Question: Given \(g(x) = f(\sin x)\) with known derivatives \(f'(0) = 3\) and \(f'(1) = 5\), find \(g'(0)\), \(g'\left(\frac{\pi}{2}\right)\), and \(g'(\pi)\). Answer: Using the chain rule, we find that \(g'(0) = 3\), \(g'\left(\frac{\pi}{2}\right) = 0\), and \(g'(\pi) = -3\).

Step-by-step solution

Use the chain rule

As \(g(x) = f(\sin x)\), we need to use the chain rule to find its derivative: \(g'(x) = \frac{d}{dx}\left[f(\sin x)\right] = f'(\sin x)\cdot\cos x\). Now, we can find the value of \(g'(0)\).

Evaluate the derivative at \(x=0\)

To find \(g'(0)\), substitute \(x=0\) in the derivative formula: \(g'(0) = f'(\sin 0)\cdot\cos 0 = f'(0)\cdot 1\). Since \(f'(0) = 3\), we have: \(g'(0) = 3\). b. Find \(g'\left(\frac{\pi}{2}\right)\)

Evaluate the derivative at \(x=\frac{\pi}{2}\)

To find \(g'\left(\frac{\pi}{2}\right)\), substitute \(x=\frac{\pi}{2}\) in the derivative formula: \(g'\left(\frac{\pi}{2}\right) = f'(\sin \frac{\pi}{2})\cdot\cos \frac{\pi}{2} = f'(1)\cdot 0\). Since \(f'(1) = 5\), we have: \(g'\left(\frac{\pi}{2}\right) = 0\). c. Find \(g'(\pi)\)

Evaluate the derivative at \(x=\pi\)

To find \(g'(\pi)\), substitute \(x=\pi\) in the derivative formula: \(g'(\pi) = f'(\sin \pi)\cdot\cos \pi = f'(0)\cdot (-1)\). Since \(f'(0)=3\), we have: \(g'(\pi) = -3\).

Key concepts

Understanding Differentiation

Differentiation is a fundamental concept in calculus that deals with finding the rate at which a function changes at any given point. Essentially, when we differentiate a function, we are calculating its derivative, which tells us how the function's value changes with respect to changes in its input variables.

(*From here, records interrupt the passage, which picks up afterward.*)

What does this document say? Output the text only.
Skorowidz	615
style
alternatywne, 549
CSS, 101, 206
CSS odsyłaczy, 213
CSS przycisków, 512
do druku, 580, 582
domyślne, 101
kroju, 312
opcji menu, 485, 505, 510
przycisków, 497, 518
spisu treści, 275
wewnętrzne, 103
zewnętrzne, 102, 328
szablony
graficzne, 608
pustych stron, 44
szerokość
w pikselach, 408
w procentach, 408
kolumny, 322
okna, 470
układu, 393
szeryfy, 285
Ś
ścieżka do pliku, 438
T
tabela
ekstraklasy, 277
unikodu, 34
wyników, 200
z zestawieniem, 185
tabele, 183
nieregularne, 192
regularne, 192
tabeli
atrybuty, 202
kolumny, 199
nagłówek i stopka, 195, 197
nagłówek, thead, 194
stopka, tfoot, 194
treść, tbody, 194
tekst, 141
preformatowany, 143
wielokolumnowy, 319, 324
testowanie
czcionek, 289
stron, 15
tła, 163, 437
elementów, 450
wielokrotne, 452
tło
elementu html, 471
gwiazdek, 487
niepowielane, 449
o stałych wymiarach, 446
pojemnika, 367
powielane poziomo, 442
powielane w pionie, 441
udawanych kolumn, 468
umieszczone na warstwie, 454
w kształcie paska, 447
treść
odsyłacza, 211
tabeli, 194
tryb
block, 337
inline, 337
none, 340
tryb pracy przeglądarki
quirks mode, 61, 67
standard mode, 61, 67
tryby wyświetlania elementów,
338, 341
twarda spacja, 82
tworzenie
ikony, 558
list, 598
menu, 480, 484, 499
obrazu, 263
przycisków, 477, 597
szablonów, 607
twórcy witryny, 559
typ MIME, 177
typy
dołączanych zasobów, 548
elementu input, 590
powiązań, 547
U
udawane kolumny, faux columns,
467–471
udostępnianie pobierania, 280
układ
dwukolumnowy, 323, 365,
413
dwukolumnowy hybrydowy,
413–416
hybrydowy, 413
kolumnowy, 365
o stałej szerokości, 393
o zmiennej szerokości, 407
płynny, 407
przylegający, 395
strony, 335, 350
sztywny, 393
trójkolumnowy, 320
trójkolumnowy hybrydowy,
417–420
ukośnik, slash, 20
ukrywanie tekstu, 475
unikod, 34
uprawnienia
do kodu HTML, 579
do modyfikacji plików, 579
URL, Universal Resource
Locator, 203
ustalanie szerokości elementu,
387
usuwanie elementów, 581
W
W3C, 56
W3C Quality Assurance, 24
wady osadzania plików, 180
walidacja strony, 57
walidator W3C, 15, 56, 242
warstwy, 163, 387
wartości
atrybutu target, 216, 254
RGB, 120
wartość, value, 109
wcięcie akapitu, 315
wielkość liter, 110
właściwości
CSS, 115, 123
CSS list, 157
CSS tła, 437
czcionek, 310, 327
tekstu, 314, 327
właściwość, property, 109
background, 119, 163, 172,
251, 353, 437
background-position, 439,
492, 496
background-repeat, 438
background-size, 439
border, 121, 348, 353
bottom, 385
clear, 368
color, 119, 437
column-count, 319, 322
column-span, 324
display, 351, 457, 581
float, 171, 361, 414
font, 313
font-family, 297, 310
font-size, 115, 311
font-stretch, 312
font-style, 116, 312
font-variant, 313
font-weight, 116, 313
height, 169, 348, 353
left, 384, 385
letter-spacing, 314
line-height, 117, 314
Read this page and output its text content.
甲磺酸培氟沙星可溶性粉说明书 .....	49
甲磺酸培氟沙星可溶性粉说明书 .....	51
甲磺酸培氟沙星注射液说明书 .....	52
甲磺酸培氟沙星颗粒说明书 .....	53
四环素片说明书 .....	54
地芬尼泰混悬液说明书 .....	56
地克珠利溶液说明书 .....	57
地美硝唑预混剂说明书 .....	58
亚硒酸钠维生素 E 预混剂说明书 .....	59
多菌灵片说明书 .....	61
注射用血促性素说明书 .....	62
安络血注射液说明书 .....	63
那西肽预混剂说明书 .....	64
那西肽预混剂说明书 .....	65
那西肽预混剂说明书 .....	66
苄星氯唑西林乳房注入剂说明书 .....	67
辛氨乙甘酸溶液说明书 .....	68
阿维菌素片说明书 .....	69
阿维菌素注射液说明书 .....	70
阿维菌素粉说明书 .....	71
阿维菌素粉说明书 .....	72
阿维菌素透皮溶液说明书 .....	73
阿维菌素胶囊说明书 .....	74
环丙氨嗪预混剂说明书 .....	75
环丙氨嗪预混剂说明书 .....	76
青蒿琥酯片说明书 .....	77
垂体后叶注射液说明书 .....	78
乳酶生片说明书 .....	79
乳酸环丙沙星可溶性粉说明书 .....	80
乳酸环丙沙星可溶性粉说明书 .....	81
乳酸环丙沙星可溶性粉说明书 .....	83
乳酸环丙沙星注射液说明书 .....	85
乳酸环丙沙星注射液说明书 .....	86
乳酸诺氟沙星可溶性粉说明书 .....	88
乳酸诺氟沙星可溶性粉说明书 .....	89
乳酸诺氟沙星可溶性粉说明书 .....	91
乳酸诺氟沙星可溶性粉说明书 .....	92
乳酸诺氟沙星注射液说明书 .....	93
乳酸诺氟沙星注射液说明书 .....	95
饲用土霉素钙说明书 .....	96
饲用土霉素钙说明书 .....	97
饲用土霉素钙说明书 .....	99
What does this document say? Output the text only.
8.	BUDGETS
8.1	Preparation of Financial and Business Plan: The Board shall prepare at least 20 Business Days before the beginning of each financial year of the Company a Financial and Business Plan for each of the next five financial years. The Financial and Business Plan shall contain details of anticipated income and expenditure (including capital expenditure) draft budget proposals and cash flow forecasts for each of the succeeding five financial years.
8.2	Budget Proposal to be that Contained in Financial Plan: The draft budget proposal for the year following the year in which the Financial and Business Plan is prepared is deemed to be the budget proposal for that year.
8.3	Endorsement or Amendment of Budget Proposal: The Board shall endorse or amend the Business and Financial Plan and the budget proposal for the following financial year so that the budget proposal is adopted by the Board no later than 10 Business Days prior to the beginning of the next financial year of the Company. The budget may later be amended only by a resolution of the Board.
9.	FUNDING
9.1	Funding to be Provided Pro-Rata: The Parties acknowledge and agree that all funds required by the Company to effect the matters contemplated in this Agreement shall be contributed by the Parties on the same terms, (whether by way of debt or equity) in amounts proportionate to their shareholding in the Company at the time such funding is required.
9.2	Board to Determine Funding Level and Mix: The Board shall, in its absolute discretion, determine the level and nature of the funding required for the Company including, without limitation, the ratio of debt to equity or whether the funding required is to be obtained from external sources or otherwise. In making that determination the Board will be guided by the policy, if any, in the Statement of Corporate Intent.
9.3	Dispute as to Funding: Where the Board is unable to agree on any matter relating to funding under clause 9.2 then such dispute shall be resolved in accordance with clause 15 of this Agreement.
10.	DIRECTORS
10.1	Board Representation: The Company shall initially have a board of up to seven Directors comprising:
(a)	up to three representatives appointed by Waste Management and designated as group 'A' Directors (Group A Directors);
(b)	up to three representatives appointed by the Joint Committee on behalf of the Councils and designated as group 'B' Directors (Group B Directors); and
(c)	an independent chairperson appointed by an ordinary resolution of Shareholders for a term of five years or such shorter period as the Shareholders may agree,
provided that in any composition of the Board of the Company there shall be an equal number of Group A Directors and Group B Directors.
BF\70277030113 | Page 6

To differentiate a function, we apply certain rules and techniques that have been developed over time, with the objective being to systematically find the derivative. Differentiation rules such as the product rule, quotient rule, and most importantly for this example, the chain rule, allow us to differentiate complex functions systematically. Differentiation is not just limited to finding the slope of a tangent; it's a powerful tool used in various fields like physics, engineering, and economics, allowing us to calculate accelerations, optimize solutions, and model real-world scenarios effectively.

Exploring Derivatives

The derivative of a function at a particular point gives us the slope of the tangent line to the function at that point. It essentially measures the function's sensitivity to changes in the independent variable.

When we say a function is differentiable, it's smooth and continuous, allowing us to find derivatives using calculus. For example, in our exercise, the given function is differentiable over the interval [-2,2], which allows us to effectively use the chain rule to find its derivative. Differentiability ensures that we can precisely calculate the instantaneous rate of change.

It's important to note some key features about derivatives:

• A derivative can be considered as the slope of a curve at a specific point.
• It helps predict how one quantity changes in response to another.
• Higher-order derivatives represent the rate of change of the rate of change.

Derivatives are central to calculus and have numerous applications in evaluating and tackling complex problems involving change.

Understanding Composite Functions and the Chain Rule

When dealing with composite functions, which are functions made up of other functions, differentiation becomes an intricate process. The chain rule specifically helps us address this complexity by providing a formula to differentiate such composite functions.

In the context of the exercise, we have a composite function given by \(g(x) = f(\sin x)\). Here, \(f\) and \(\sin x\) are the inner and outer functions, respectively. The chain rule states that to find the derivative of a composite function, you must:

• Differentiate the outer function, evaluated at the inner function.
• Multiply that by the derivative of the inner function.

Using the formula \( g'(x) = f'(\sin x) \cdot \cos x \), we apply the derivatives of both inner and outer functions.

This rule is vital for working with nested functions, such as \(f(\sin x)\), where one function is wrapped inside another. Mastering the chain rule is essential for students learning calculus, as it opens doors to effectively differentiating a wide variety of complex functions in mathematics.